Last week when I realized we were out of bottled water in our offices at Force 5 a few hours before a potential client was stopping by, I decided to make a quick run to the grocery store. After loading my cart with some H2O, I quickly made my way to the checkout register. Along the way I noticed my favorite cookies – old fashioned sugar cookies. I grabbed a tray and thought, “our guest will like these, and if not, our staff will.” (Yep, staff members are the most important brand ambassadors you have; so treat them well.)
So, I’m in line to pay and Ethyl the cashier says, “Look at that!” as she points to the price tag on the cookies, “those cookies are $3.59!”

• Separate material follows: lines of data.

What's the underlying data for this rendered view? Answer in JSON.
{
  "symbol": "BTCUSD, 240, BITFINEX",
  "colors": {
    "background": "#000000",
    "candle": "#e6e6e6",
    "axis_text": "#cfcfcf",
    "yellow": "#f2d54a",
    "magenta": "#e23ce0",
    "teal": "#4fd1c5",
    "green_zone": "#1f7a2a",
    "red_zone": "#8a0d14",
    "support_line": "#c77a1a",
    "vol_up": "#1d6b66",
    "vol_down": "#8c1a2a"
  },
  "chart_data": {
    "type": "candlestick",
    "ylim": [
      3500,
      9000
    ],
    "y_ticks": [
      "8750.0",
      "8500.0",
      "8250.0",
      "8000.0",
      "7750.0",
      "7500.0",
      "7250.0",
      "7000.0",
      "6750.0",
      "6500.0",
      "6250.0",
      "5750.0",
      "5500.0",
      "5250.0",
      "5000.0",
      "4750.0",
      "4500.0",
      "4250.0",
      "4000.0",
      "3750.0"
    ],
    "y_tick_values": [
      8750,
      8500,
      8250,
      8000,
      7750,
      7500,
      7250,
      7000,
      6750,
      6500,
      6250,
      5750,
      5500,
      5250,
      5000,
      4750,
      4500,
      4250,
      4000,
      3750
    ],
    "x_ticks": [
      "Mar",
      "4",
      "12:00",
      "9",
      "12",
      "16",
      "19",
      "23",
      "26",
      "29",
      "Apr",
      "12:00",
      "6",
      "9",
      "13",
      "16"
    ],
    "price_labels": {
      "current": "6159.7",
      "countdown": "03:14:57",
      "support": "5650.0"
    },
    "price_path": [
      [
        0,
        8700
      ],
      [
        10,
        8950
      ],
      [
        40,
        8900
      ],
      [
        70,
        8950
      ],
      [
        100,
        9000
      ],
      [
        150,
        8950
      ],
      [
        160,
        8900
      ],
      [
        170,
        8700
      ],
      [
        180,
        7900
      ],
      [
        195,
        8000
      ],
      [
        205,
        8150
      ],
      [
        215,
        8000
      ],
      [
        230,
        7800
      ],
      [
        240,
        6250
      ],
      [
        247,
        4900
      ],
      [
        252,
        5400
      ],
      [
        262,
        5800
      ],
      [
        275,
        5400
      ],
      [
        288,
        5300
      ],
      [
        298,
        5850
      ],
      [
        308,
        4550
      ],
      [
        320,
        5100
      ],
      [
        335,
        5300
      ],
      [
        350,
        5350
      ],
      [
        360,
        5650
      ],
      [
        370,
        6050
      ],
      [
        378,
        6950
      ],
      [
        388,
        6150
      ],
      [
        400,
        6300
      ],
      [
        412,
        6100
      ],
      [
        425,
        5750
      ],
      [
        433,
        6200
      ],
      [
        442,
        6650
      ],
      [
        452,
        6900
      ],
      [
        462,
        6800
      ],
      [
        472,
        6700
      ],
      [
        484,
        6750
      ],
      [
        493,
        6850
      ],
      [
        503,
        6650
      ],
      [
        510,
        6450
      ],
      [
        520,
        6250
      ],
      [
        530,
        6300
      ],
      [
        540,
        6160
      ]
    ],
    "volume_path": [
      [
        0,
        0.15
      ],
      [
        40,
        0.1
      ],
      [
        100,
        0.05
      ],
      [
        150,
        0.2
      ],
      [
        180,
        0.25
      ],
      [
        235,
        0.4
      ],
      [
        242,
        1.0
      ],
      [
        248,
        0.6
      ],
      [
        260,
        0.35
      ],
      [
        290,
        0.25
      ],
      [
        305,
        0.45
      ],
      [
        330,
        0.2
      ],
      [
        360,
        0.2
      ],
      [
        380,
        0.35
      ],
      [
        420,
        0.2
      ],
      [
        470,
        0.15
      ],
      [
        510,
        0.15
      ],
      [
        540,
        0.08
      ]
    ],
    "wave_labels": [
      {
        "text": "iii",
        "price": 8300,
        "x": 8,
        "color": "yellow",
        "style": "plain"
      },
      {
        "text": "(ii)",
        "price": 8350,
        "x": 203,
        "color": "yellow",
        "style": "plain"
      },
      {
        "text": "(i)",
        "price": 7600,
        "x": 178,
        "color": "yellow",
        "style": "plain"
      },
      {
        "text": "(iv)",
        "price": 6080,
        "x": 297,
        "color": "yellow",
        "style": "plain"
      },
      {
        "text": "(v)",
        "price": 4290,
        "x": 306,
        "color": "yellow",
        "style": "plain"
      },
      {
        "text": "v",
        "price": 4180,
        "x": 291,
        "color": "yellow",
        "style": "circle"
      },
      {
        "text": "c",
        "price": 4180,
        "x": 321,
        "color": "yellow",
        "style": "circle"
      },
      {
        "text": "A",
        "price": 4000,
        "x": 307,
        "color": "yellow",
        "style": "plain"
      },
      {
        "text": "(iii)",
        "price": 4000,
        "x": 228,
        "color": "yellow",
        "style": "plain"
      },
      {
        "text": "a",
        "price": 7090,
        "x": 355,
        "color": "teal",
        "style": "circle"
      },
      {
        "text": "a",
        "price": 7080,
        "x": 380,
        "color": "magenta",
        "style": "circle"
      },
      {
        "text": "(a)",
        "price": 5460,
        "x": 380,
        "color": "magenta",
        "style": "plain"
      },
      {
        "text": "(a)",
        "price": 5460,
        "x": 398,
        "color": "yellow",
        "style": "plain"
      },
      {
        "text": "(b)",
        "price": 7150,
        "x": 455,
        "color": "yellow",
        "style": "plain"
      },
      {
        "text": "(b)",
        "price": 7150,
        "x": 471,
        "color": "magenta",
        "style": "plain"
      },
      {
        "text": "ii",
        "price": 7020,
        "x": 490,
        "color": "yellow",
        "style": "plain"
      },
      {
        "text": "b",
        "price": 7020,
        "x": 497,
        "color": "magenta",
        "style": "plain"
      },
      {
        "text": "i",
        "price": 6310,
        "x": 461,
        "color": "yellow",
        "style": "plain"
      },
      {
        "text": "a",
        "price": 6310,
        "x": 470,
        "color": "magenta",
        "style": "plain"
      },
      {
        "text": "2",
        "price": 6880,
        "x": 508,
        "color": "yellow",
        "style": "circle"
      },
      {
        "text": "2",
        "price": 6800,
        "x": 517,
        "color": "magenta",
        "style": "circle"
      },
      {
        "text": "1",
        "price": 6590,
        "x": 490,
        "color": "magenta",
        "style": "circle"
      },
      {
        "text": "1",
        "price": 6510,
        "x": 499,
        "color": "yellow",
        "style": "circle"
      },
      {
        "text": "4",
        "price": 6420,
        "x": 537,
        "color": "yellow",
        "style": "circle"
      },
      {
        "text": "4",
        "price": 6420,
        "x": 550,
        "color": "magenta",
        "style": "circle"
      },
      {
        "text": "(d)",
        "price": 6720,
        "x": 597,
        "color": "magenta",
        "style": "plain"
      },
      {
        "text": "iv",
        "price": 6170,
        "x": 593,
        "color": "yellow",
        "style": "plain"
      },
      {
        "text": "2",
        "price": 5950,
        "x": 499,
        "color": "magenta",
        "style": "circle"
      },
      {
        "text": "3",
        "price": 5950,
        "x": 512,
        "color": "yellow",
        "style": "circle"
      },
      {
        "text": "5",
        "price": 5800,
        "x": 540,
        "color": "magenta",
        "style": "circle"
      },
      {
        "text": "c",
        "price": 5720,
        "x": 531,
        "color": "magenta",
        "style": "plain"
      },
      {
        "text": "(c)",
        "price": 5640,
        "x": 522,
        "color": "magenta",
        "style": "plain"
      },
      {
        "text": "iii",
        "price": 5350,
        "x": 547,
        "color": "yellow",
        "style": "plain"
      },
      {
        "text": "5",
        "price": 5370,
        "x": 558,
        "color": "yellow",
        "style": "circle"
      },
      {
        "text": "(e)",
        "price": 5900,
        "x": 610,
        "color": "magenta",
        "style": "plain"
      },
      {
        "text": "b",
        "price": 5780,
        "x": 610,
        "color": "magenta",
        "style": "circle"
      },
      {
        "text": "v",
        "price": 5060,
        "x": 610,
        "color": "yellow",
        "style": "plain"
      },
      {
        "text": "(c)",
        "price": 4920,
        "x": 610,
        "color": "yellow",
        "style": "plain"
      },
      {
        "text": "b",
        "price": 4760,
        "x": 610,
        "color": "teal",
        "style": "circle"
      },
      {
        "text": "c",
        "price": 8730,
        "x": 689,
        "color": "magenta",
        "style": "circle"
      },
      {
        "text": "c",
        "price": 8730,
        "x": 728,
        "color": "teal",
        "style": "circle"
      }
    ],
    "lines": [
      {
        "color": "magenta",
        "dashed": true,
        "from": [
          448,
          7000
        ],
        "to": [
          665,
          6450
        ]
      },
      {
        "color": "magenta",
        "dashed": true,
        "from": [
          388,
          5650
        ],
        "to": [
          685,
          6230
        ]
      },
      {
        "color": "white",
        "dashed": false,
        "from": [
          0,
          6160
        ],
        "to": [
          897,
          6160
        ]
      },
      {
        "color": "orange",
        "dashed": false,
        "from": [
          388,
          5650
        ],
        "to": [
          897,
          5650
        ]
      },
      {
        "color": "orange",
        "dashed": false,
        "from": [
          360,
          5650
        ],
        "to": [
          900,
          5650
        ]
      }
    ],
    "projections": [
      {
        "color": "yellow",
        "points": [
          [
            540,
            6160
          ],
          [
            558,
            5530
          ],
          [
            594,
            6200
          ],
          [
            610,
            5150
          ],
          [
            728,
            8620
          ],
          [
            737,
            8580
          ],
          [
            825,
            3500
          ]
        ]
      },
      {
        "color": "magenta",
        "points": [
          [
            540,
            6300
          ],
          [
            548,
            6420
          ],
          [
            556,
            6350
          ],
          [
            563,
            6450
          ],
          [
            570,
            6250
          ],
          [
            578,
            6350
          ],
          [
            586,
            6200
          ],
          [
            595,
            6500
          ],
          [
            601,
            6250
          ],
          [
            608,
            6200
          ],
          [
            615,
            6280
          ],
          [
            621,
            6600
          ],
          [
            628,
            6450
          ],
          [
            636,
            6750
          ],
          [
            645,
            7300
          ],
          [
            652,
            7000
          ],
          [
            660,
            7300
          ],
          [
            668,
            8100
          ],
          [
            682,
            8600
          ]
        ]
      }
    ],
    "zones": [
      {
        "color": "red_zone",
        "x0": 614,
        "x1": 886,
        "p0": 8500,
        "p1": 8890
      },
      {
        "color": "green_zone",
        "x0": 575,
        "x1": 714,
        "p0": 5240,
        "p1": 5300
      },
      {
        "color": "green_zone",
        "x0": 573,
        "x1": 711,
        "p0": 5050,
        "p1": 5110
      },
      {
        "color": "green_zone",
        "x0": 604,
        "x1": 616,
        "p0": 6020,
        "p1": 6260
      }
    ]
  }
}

“I know,” I say, “but man, are they good!” (I’d bought them at least 5 times before.)
She picks up the clear container and starts for count them out for me, “two, four, six … eightcookies! I can’t believe how expensive they are. I wouldn’t pay that for just eight cookies.”
I just smiled and bought my cookies. I smiled at her manager too, who had listened to the entire conversation.
Ok. Ethyl meant well. She wanted for me what she valued for herself – maximum cookie quantity per dollar spent. Ethyl wanted me to be happy.
Unfortunately, Ethyl did the opposite. In this exchange Ethyl communicated three pretty awful things:
1) You must like to waste money.
2) Apparently you can’t read or count or make decisions.
3) Be careful. Unless I was here to protect you, this place would screw you over every chance it gets.
There’s a fine line between customer advocacy and company blasphemy. I’ve found throughout my career that sales people who understand the difference are the ones who are the most successful. Have you ever run across a salesperson like this and how did they make you feel as a buyer?